USPS Halts Pension Contributions to Prevent Cash Shortfall
The U.S. Postal Service has temporarily paused some employer payments into the Federal Employees Retirement System. The move aims to shore up liquidity as the agency faces mounting financial pressure.
What the pause entails
USPS is withholding only its employer contributions to FERS. Employee contributions and all Thrift Savings Plan payments will continue on schedule.
The agency typically sends about $200 million to OPM every two weeks for the FERS annuity. Pausing those biweekly employer payments is expected to free roughly $2.5 billion this fiscal year.
Why leadership says the step was necessary
Postmaster General David Steiner warned lawmakers that the Postal Service could exhaust its cash in under 12 months if it paid all bills on time. He delivered that message during a March 17 House hearing about the agency’s finances.
USPS leaders say the immediate threat to operations outweighs short-term impacts on pension funding. CFO Luke Grossmann said the temporary suspension should not harm current or future retirees.
Context and past actions
The Postal Service has reported large net losses in most years since 2007. It previously paused employer FERS contributions in June 2011 during a prior cash emergency, then resumed payments and made the agency whole.
Lawmakers provided major relief in recent years. An April 2022 reform package reduced USPS liabilities by roughly $107 billion. That measure also required continued six-day delivery as a condition of relief.
Regulatory relief and revenue repurposing
The Postal Regulatory Commission issued a temporary waiver to let USPS use some retiree-designated revenue for operations. The waiver permits roughly $2.4 billion in fiscal 2026, and about $3 billion for each subsequent fiscal year through 2030.
The commission said the latitude offers breathing room. USPS must notify the Treasury and the regulator each year it chooses to use the waiver.
Price changes and limits
USPS plans a first-class stamp increase on July 12, from 78 cents to 82 cents. The agency needs regulator approval before the new price can take effect.

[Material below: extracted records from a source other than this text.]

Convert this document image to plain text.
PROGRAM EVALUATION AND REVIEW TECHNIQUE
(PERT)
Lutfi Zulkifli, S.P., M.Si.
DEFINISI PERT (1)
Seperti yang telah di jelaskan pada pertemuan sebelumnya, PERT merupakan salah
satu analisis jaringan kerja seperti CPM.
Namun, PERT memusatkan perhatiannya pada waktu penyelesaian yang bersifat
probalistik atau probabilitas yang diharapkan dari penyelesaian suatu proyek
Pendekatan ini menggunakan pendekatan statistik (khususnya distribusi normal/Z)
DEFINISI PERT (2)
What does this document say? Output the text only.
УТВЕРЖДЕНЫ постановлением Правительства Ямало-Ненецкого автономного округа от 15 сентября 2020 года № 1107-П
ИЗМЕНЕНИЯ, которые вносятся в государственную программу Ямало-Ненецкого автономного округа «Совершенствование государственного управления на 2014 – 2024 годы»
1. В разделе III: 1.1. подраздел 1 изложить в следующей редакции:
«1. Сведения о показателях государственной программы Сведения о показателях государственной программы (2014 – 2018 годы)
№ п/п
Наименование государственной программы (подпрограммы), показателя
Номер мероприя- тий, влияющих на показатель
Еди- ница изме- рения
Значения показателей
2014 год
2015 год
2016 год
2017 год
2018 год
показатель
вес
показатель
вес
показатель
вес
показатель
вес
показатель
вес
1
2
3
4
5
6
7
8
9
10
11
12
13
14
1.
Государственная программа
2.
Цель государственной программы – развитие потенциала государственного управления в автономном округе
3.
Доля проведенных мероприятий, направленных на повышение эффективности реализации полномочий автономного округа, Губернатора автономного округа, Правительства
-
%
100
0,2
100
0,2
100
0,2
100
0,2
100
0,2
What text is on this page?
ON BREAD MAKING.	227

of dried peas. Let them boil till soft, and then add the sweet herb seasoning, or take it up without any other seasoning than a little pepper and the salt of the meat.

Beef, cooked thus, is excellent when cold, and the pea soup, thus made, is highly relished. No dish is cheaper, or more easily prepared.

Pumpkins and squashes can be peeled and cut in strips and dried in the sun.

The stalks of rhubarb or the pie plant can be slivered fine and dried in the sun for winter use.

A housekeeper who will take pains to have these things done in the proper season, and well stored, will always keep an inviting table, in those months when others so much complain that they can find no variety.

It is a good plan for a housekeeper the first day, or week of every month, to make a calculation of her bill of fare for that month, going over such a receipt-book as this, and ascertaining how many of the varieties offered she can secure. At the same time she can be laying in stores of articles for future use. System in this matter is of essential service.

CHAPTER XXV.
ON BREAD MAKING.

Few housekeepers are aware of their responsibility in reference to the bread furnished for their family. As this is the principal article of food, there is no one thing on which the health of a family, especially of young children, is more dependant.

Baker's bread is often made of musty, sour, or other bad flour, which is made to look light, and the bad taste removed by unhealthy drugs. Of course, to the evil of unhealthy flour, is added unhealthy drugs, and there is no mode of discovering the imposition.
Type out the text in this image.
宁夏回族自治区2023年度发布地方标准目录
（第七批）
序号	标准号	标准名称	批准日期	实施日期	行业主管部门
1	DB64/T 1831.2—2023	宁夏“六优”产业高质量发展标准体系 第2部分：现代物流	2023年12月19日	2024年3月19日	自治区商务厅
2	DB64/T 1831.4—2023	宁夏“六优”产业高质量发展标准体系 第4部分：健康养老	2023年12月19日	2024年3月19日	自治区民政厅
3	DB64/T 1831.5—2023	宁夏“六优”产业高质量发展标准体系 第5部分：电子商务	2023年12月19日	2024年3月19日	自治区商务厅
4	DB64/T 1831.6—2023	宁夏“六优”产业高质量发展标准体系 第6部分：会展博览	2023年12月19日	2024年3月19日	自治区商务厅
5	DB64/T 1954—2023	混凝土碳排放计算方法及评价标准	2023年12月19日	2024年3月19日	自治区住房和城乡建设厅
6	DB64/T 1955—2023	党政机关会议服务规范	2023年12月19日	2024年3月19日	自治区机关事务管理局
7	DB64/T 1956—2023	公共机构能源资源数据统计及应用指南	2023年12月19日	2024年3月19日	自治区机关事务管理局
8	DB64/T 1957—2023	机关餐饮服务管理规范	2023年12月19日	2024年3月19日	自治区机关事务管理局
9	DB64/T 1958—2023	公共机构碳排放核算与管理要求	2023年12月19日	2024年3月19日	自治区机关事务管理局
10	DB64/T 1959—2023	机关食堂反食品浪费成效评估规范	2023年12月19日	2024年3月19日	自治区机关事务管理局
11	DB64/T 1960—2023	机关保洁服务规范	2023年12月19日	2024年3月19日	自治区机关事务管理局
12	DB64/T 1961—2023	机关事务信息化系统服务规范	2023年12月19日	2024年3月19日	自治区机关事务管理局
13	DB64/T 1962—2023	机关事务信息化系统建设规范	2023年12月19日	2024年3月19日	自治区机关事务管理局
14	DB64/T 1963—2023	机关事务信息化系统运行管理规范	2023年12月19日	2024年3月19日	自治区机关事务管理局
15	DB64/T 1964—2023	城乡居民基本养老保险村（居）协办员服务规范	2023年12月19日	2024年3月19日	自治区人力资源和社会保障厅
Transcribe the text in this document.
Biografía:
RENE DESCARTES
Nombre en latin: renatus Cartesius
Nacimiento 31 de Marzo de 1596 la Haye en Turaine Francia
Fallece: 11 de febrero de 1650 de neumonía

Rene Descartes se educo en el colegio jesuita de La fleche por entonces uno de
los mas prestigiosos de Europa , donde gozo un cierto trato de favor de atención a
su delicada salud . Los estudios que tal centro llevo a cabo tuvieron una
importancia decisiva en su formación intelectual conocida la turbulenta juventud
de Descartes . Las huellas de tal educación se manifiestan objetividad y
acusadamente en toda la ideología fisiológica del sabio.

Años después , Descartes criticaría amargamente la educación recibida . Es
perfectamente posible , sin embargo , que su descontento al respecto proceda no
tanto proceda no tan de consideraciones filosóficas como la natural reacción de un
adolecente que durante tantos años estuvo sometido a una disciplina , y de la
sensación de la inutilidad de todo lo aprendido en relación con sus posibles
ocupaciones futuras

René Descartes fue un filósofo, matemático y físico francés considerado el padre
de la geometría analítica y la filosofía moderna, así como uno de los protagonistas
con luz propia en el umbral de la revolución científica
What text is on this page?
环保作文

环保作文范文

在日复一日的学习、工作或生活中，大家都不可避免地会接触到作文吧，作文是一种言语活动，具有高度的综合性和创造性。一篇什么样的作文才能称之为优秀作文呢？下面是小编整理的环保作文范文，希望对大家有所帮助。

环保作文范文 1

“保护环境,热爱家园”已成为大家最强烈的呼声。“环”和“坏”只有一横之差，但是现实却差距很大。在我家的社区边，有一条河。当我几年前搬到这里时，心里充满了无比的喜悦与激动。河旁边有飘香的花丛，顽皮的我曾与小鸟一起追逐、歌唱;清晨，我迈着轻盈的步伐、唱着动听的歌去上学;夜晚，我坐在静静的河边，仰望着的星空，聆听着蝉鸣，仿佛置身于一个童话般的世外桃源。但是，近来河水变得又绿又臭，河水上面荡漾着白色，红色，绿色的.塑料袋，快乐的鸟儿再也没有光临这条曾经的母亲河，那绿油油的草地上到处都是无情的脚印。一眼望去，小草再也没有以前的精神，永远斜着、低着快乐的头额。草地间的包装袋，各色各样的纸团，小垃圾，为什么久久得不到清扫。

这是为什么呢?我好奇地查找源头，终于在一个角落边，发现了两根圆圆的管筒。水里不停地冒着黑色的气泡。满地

Since 2020, USPS has adjusted mail prices almost every January and July. The regulator recently capped the service to one price increase per year through September 2030.
Reaction from unions and proposals to Congress
Don Maston, president of the National Rural Letter Carriers’ Association, criticized the unilateral nature of the payment pause. He urged Congress to address the fiscal challenges while protecting service and earned benefits.
USPS has presented options for lawmakers. Proposals include raising the current $15 billion borrowing limit with Treasury, broadening pension investment choices beyond low-yield Treasuries, and changing contribution rules for the older Civil Service Retirement System.
The agency and its inspector general argue USPS overpaid into CSRS after the 1971 reorganization that created the self-funded Postal Service.
USPS halts pension contributions as one short-term step to prevent a cash shortfall. Agency officials and congressional leaders say more durable legislative fixes are still needed.